I don't quite know where to start. You might say I am one of the lucky ones who possess psychic abilities, without practicing or believing in it. So I feel lazy, when the only powers I have spent time on, is those I cannot escape. Which is empath, or as I call it energetic sensitivity. However, it doesn't stop evolving. Even if I have lost my faith, and just want it to stop so I can have a break.
Curse I would call it, at the moment. Because it's not just empathic, feeling others emotions. I feel their presence, and it physically pains me. A few months ago, I felt like my head were exploding as I relaxed near a relative who were depressed. So I ran and got several crystals to hopefully let them take some of the energetic dissonance, instead of it reaching me.
I cannot see any reason in this, what can I gain for my apparent energetic sensitivity, but lack of protection. Might just be lack of faith, but I cannot find it. It pains me greatly, as I live with my family. To actually be pained by their presence.

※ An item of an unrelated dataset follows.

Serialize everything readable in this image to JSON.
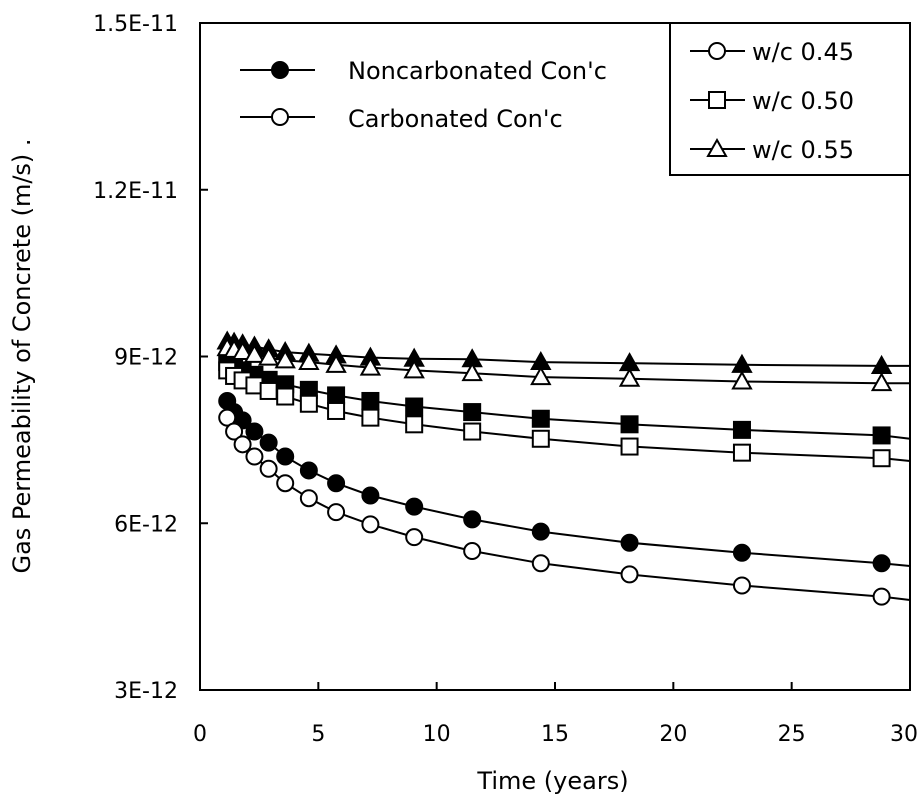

It's not anything too serious, just my head, or forehead to be more precise. But the moment they awaken, it starts, and it gets worse the closer they get. It usually overwhelms me the moment I leave my room, yet the moment I get back to myself again. It's back, in varying degrees depending on my surroundings.
I see that it doesn't matter how much I have learned, all the hours I've studied everything from crystals to science. All the supposed truths doesn't heal a broken faith.
I've had a lone wolf attitude never sharing anything about myself, coupled with believing I could do anything, whenever people had problems and dumped them on me, I said I could handle it all *bad mistake.
Now it pains my ego beliefs of self-sufficiency to reach out, be honest, and just say I'm lost. Before I always felt I had a backup generator, which pushed me back on track. Now I am just me, alone, with abilities I feel like I cannot handle anymore.
So if you have any advice, or could send some energy my way. You have my sincere gratitude.